Single by The Piglets
- Released: 1971
- Recorded: 1971
- Genre: Reggae
- Label: Bell Records
- Songwriter: Jonathan King
- Producer: Jonathan King

The Piglets singles chronology
|  | "Johnny Reggae" (1971) | "This is Reggae" (1972) |

Music video
- "Johnny Reggae" on YouTube

= Johnny Reggae =

"Johnny Reggae" is a 1971 novelty song credited to The Piglets. The single cover states that it was "conceived, created, produced and directed by Jonathan King". It was released on Bell Records.

The song spent 12 weeks in the Top 100 of the UK singles chart, reaching a peak position of number 3 in the chart for 20 November 1971.

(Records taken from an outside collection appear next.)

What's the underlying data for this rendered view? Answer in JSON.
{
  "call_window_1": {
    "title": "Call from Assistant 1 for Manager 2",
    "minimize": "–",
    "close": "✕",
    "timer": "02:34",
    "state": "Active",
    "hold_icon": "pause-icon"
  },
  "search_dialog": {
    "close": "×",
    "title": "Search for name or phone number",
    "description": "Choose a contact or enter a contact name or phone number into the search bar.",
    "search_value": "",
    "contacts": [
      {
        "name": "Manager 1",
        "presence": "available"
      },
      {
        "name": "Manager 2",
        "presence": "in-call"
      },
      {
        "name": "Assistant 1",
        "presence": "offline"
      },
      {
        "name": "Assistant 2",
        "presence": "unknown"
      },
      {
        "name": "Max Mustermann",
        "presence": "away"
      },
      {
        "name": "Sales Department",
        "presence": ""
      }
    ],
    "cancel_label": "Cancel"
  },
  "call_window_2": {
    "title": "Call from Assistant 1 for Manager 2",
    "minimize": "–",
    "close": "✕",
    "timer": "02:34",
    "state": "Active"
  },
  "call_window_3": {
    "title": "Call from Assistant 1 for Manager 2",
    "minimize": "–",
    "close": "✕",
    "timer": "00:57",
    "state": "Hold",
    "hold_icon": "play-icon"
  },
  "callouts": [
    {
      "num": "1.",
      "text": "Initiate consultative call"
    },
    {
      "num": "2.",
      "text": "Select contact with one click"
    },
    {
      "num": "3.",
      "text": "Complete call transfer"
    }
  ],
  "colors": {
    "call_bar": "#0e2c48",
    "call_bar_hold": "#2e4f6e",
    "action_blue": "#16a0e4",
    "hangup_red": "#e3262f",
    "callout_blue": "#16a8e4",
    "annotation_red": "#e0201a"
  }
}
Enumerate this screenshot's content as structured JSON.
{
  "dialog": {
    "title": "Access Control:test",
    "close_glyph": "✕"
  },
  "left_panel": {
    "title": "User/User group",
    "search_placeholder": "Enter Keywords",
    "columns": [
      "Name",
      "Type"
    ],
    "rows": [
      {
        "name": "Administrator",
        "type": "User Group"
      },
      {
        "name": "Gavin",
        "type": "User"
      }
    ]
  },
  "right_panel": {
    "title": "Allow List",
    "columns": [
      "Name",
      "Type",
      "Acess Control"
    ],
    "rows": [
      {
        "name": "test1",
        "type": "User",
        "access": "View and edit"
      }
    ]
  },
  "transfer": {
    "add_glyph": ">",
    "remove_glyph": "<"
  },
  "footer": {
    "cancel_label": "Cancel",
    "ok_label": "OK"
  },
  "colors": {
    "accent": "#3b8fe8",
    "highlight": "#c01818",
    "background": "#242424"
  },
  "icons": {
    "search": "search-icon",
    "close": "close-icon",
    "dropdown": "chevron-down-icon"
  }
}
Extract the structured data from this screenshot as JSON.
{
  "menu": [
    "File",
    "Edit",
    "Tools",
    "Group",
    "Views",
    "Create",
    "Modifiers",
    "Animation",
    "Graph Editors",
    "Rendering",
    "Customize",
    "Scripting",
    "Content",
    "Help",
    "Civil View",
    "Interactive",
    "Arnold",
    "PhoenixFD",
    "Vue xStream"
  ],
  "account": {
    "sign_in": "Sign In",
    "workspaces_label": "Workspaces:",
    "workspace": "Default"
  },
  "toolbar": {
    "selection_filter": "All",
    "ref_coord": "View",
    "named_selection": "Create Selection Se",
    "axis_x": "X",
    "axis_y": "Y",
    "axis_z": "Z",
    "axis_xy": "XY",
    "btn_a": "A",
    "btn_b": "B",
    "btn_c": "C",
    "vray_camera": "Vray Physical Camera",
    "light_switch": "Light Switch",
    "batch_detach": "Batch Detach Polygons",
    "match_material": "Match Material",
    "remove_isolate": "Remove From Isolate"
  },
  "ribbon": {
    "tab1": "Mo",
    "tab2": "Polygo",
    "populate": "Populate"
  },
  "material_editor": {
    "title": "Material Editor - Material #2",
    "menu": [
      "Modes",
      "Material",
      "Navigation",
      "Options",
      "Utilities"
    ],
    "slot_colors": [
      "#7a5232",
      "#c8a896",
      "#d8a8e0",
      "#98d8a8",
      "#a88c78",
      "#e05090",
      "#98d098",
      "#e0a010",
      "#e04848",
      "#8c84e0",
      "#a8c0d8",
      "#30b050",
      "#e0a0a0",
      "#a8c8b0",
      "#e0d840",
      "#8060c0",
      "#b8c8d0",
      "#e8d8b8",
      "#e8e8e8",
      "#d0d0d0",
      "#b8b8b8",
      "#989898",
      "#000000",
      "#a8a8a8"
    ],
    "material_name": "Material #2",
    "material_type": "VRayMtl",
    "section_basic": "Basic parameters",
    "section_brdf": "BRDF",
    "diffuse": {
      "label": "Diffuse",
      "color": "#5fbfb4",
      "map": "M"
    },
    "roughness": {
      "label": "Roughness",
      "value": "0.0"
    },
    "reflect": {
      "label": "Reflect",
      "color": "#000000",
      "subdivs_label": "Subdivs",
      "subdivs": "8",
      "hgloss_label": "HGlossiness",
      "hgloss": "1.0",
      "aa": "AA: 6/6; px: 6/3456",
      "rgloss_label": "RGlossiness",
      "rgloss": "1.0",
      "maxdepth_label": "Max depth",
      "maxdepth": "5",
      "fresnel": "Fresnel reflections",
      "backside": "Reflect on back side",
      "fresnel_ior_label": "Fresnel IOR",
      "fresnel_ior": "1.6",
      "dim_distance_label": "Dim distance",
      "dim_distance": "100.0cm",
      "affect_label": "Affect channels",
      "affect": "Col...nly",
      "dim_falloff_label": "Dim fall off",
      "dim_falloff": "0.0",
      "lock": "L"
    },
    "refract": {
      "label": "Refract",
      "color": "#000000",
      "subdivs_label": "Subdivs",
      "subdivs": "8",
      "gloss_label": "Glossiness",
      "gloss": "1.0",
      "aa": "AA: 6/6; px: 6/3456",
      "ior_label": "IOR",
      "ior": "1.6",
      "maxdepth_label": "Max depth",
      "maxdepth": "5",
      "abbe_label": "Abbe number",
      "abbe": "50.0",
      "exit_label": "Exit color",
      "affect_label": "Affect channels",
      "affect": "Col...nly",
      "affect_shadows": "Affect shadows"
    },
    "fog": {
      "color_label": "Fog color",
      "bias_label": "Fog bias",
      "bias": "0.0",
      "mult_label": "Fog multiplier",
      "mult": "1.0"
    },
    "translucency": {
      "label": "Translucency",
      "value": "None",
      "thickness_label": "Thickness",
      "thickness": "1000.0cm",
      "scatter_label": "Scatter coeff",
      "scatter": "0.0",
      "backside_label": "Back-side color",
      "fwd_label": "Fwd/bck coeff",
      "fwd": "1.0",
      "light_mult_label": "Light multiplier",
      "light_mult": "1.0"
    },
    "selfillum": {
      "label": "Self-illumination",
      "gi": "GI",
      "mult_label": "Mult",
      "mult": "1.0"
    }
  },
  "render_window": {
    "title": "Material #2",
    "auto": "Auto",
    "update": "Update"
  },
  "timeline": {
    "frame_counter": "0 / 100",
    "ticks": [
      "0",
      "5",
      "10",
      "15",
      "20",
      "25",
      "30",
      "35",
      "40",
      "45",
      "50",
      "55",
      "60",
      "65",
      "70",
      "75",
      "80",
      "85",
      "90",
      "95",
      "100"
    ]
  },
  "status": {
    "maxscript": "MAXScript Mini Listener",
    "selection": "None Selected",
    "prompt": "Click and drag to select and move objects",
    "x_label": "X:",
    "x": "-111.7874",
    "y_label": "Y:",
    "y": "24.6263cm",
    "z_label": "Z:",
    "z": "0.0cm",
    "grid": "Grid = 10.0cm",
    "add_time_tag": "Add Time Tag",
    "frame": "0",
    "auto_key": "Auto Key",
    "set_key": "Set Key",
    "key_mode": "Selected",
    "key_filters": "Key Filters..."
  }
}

King himself has explained in comments on his YouTube channel and in his autobiography 65 My Life So Far that the vocalists were session singers "coached to sound like teenage scrubbers", and that the lead vocalist was session singer Barbara Kay, who also recorded as Kay Barry for Embassy Records.

The lead vocals have been at various times been incorrectly attributed to Adrienne Posta or Wendy Richard.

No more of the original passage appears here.